Presentations over, we have the dreaded written test. It is emphasised that the grammar and spelling are at least as important as the content – discussion of a children’s book. Content I can do, I’ve read books to classes before, I can talk about it with confidence. Writing about it, on paper, without spell-checkers or on-line thesaurus, it all seems a bit last century to me. We are left on our own to get on with it, and, when we are done, we swap and check each others work for errors (didn’t do it, nobody saw us do it, can’t prove anything – and actually no-one said we couldn’t). Amazingly, neither of us has any corrections, so we are on to the interviews.

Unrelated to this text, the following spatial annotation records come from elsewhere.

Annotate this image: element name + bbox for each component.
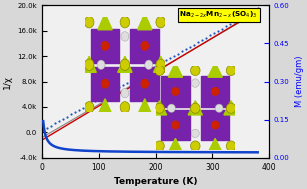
Point: [132, 77, 137, 80]
Point: [144, 70, 149, 73]
Point: [196, 41, 200, 44]
Point: [100, 95, 105, 98]
Point: [45, 126, 50, 129]
Point: [84, 104, 89, 107]
Point: [192, 43, 196, 46]
Point: [108, 90, 113, 93]
Point: [243, 14, 248, 17]
Point: [124, 81, 129, 84]
Point: [136, 74, 141, 77]
Point: [96, 97, 101, 100]
Point: [64, 115, 69, 118]
Point: [200, 39, 204, 42]
Point: [156, 63, 161, 66]
Point: [247, 12, 252, 15]
Point: [128, 79, 133, 82]
Point: [172, 54, 177, 57]
Point: [216, 29, 220, 33]
Point: [104, 93, 109, 96]
Point: [223, 25, 228, 28]
Point: [49, 124, 54, 127]
Point: [208, 34, 212, 37]
Point: [204, 36, 208, 39]
Point: [148, 68, 153, 71]
Point: [231, 20, 236, 23]
Point: [56, 120, 61, 123]
X-axis label: Temperature (K): Temperature (K): [114, 177, 197, 186]
Point: [176, 52, 181, 55]
Point: [227, 23, 232, 26]
Point: [212, 32, 216, 35]
Point: [220, 27, 224, 30]
Point: [53, 122, 58, 125]
Point: [116, 86, 121, 89]
Point: [76, 108, 81, 111]
Y-axis label: 1/χ: 1/χ: [3, 74, 12, 88]
Point: [112, 88, 117, 91]
Point: [239, 16, 244, 19]
Point: [140, 72, 145, 75]
Y-axis label: M (emu/gm): M (emu/gm): [295, 56, 304, 107]
Point: [255, 7, 260, 10]
Point: [164, 59, 169, 62]
Point: [152, 66, 157, 69]
Point: [160, 61, 165, 64]
Point: [120, 84, 125, 87]
Point: [184, 47, 189, 50]
Point: [168, 57, 173, 60]
Point: [68, 113, 73, 116]
Point: [72, 111, 77, 114]
Point: [235, 18, 240, 21]
Point: [251, 9, 256, 12]
Point: [80, 106, 85, 109]
Point: [60, 117, 65, 120]
Point: [180, 50, 185, 53]
Point: [41, 129, 46, 132]
Text: Na$_{2-2x}$Mn$_{2-x}$(SO$_4$)$_3$: Na$_{2-2x}$Mn$_{2-x}$(SO$_4$)$_3$: [179, 10, 258, 20]
Point: [188, 45, 192, 48]
Point: [88, 101, 93, 105]
Point: [92, 99, 97, 102]
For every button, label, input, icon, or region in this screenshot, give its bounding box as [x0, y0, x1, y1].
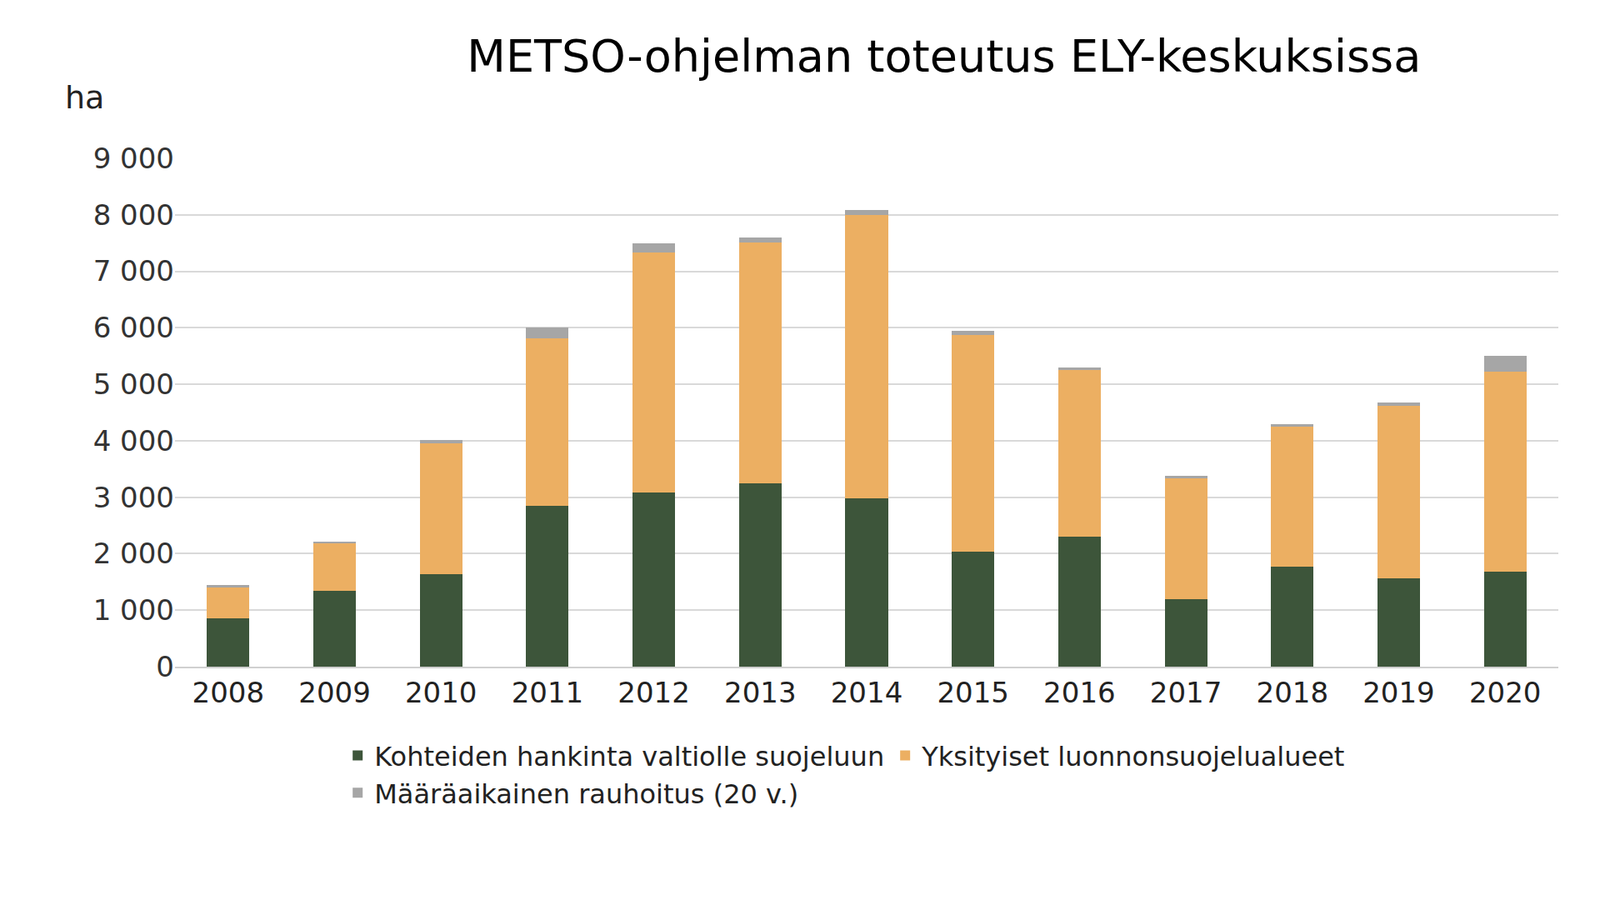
svg-text:9 000: 9 000: [93, 141, 175, 175]
svg-text:8 000: 8 000: [93, 198, 175, 232]
svg-text:2013: 2013: [724, 675, 797, 710]
svg-text:2012: 2012: [617, 675, 690, 710]
svg-text:1 000: 1 000: [93, 593, 175, 627]
svg-text:2016: 2016: [1043, 675, 1116, 710]
svg-text:2017: 2017: [1150, 675, 1223, 710]
svg-text:5 000: 5 000: [93, 367, 175, 401]
svg-text:2011: 2011: [511, 675, 585, 710]
svg-text:Yksityiset luonnonsuojelualuee: Yksityiset luonnonsuojelualueet: [920, 740, 1345, 773]
svg-text:2008: 2008: [192, 675, 265, 710]
svg-text:2020: 2020: [1469, 675, 1542, 710]
svg-text:7 000: 7 000: [93, 254, 175, 288]
svg-text:2018: 2018: [1256, 675, 1330, 710]
svg-text:Kohteiden hankinta valtiolle s: Kohteiden hankinta valtiolle suojeluun: [374, 740, 885, 773]
svg-text:2009: 2009: [298, 675, 371, 710]
svg-text:3 000: 3 000: [93, 480, 175, 515]
svg-text:6 000: 6 000: [93, 310, 175, 345]
svg-text:2015: 2015: [936, 675, 1010, 710]
svg-text:ha: ha: [65, 79, 105, 116]
svg-text:2019: 2019: [1362, 675, 1435, 710]
svg-text:Määräaikainen rauhoitus (20 v.: Määräaikainen rauhoitus (20 v.): [374, 778, 799, 810]
svg-text:2014: 2014: [830, 675, 904, 710]
svg-text:METSO-ohjelman toteutus ELY-ke: METSO-ohjelman toteutus ELY-keskuksissa: [466, 30, 1421, 83]
svg-text:2010: 2010: [405, 675, 478, 710]
svg-text:4 000: 4 000: [93, 424, 175, 458]
svg-text:2 000: 2 000: [93, 536, 175, 570]
svg-text:0: 0: [155, 650, 175, 684]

I’ve done interviews before, and given lots of them. I’ve had a lot of training in doing so. I was braced for a grilling, drill-down on each of my answers to see the limits of my knowledge, questioning of my motives, looking for my weaknesses and strengths. But it’s not really like that. There are five standard questions, which I answer, and there isn’t too much follow up. I come away with the distinct impression that I haven’t really done myself justice, I’ve done a lot of preparation, reading on teaching and child psychology, and practical experience in classrooms of different descriptions, but I don’t feel I’ve been able to convey much of this.
No matter, the lecturers seem satisfied. Just a quick check of the 20 (that’s Twenty, with a capital T) documents I’m required to produce, and then I’m back out, walking home. In the sunshine. I’m feeling optimistic, positive, forward looking. I look for a word to describe how I’m feeling, and I find it – happy.